Ia menekankan bahwa Indonesia, sebagai pelopor Konferensi Asia Afrika (KAA) dan Gerakan Non-Blok, memiliki reputasi historis sebagai suara "Dunia Ketiga" yang selalu berani menuntut negara-negara besar untuk tunduk pada hukum internasional. Oleh karena itu, ia mengkritik keras pihak-pihak yang menyalah artikan prinsip politik luar negeri 'Bebas Aktif'.

"Bebas aktif bukan berarti asal ikut di semua meja. Bebas aktif adalah kewajiban memilih meja yang selaras dengan prinsip kita.
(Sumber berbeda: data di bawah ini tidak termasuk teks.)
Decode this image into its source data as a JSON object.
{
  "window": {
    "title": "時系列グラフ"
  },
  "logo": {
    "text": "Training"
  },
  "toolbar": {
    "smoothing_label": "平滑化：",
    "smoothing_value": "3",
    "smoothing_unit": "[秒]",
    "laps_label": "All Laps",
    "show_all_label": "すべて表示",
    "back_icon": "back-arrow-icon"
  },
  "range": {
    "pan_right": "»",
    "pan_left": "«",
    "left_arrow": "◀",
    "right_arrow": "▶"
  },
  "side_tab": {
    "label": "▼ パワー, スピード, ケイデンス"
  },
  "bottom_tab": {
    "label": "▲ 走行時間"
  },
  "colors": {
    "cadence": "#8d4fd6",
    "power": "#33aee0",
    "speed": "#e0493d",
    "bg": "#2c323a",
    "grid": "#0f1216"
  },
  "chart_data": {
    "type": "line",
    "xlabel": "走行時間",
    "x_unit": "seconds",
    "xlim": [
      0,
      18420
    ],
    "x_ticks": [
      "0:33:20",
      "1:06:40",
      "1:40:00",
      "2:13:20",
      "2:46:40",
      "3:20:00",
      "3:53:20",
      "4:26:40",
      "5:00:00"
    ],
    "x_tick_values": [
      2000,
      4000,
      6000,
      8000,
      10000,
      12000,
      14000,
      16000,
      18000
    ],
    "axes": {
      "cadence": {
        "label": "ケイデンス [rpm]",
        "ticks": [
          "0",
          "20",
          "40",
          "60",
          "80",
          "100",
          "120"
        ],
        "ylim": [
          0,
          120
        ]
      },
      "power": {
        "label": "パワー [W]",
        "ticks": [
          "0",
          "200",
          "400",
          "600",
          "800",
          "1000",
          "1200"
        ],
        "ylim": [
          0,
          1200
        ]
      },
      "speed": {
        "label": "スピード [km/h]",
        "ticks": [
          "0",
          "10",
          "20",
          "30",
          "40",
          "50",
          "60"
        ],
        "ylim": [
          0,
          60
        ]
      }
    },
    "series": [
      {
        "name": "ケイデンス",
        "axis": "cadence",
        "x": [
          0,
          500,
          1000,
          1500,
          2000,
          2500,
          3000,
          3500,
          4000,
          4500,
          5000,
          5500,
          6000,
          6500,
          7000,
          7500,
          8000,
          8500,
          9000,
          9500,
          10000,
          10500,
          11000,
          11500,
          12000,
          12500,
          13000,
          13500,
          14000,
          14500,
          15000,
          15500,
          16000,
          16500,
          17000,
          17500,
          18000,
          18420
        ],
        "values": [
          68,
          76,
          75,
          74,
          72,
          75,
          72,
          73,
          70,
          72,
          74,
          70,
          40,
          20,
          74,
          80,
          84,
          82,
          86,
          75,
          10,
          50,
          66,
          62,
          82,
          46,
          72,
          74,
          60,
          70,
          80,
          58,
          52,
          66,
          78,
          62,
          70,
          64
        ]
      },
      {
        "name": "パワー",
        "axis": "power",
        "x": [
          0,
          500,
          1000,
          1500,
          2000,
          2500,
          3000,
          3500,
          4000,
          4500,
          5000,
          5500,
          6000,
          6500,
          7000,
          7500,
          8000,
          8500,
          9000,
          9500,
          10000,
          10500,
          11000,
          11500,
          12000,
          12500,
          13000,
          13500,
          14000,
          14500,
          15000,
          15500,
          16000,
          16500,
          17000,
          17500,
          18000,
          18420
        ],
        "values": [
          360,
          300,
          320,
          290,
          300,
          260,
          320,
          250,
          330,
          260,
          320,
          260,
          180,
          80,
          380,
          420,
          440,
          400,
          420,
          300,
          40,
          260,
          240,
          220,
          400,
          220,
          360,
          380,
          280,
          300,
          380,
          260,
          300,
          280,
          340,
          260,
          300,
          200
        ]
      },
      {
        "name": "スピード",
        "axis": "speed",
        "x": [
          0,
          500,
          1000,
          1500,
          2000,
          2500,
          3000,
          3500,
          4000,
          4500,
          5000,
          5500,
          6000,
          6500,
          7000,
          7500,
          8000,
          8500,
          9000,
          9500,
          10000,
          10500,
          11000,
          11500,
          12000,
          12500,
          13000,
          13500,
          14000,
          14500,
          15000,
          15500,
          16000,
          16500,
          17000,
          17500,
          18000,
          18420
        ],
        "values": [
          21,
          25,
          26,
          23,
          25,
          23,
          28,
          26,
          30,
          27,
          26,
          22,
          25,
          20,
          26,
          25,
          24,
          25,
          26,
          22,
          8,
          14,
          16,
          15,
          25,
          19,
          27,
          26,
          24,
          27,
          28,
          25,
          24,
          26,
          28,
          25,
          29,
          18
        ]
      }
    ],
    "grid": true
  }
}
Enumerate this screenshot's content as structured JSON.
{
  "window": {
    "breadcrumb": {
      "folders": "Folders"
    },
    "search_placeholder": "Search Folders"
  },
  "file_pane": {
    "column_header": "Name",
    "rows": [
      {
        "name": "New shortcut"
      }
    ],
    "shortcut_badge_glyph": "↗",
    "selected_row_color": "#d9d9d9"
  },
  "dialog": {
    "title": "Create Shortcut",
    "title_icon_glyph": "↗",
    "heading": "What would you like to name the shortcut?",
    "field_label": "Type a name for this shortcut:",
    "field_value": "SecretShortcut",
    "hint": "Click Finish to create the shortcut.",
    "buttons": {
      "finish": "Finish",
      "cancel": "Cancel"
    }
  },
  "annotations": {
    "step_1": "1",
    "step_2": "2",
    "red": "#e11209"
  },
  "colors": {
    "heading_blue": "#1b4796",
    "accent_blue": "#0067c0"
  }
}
Yaitu membela kedaulatan, menegakkan hukum internasional, dan membela korban penjajahan. Bukan malah memberi karpet merah pada pelakunya," ujarnya.

Presiden Prabowo Subianto dan Presiden Amerika Serikat Donald Trump. (Foto: White House)

Anies menilai bahwa momentum agresi ke Iran ini harus digunakan oleh pemerintah Indonesia untuk mengambil sikap tegas dengan keluar dari BoP.

Ia menyebut bahwa mundur dari dewan tersebut bukanlah bentuk sikap anti-perdamaian, melainkan bentuk kesetiaan pada nurani bangsa dan penolakan terhadap forum yang menutup mata atas pelanggaran hukum internasional.

Sebagai penutup, Anies melemparkan pertanyaan retoris yang menggugah kesadaran publik terkait warisan diplomasi Indonesia di mata dunia.

"Apakah kita rela menukar warisan The Spirit of Bandung dengan simbol keikutsertaan di sebuah dewan perdamaian yang bahkan tak sanggup menyandang namanya sendiri? Kita perlu pikirkan secara serius," ungkapnya.